Isaiah 40 says, “‘To whom then will you liken Me, or to whom shall I be equal?’ says the Holy One.  Lift up your eyes on high, and see who has created these things, Who brings out their host by number; He calls them all by name, by the greatness of His might and the strength of His power.” (Isaiah 40:25-26 NKJV)
Yes.  The Almighty Creator of all things has the ability to keep His promises.  But what about His character?  His capabilities wouldn’t matter if His honesty couldn’t be trusted.
Remember the vast universe I just described?  In Mark 13:31, Jesus said, “Heaven and earth will pass away, but My words will not pass away.”  Numbers 23:19 says, “God is not a man, that He should lie.”  Isaiah 40:8 says, “The grass withers, the flower fades, But the word of our God stands forever.”  Titus 1:2 says “God . . .  cannot lie.” (NASB)
God cannot lie!  That’s not a limitation on His omnipotence; it’s an expression of it.  2 Timothy 2:13 says, “He cannot deny Himself.” (NASB)  He remains forever true to Who He is, and He is truth. (John 14:6)

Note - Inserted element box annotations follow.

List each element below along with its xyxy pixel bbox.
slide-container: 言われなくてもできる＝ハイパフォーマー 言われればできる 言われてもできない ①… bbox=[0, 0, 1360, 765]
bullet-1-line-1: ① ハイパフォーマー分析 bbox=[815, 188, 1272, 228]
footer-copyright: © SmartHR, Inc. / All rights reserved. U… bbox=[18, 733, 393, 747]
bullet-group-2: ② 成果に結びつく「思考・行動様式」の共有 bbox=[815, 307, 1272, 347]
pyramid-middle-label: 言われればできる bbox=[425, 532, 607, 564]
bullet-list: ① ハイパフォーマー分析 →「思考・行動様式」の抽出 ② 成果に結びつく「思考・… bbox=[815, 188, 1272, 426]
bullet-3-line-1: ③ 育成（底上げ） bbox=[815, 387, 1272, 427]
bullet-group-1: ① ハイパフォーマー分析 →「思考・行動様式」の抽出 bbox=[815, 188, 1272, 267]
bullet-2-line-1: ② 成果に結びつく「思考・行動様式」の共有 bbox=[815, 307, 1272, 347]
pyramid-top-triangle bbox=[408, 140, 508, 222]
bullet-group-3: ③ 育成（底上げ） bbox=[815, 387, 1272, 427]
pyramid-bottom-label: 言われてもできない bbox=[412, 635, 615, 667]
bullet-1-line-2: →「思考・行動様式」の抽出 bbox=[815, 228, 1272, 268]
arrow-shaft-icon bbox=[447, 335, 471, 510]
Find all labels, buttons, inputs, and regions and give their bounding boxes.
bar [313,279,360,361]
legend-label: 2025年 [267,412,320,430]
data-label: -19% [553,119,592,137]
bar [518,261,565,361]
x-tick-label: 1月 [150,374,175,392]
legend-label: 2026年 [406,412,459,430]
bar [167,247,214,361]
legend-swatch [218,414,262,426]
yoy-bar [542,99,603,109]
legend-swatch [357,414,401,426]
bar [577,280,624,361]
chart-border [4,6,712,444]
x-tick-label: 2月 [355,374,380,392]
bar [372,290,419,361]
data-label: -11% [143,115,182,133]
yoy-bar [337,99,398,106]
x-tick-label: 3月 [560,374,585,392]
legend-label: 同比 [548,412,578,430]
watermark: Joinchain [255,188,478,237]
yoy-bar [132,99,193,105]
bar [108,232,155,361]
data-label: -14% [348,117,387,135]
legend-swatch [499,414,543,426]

Because of His power and His character, His promises cannot fail.  The moment He makes a promise, it is as good as done.
To gain an understanding of the future, then, we need to examine His promises.  Some of them were conditional, such as the covenant of the law given through Moses.  Other promises were unconditional.  He promised to Abraham that He would give the Promised Land to Abraham’s offspring through Isaac and Jacob.  God would reiterate this promise many times in many ways.  So it must happen.
God promised King David, “Your house and your kingdom shall endure before Me forever; your throne shall be established forever.” [2 Samuel 7:10-11,16 NASB]  That promise can be fulfilled only in the Second Coming of Jesus Christ.
What’s going to happen?  All the things God promised.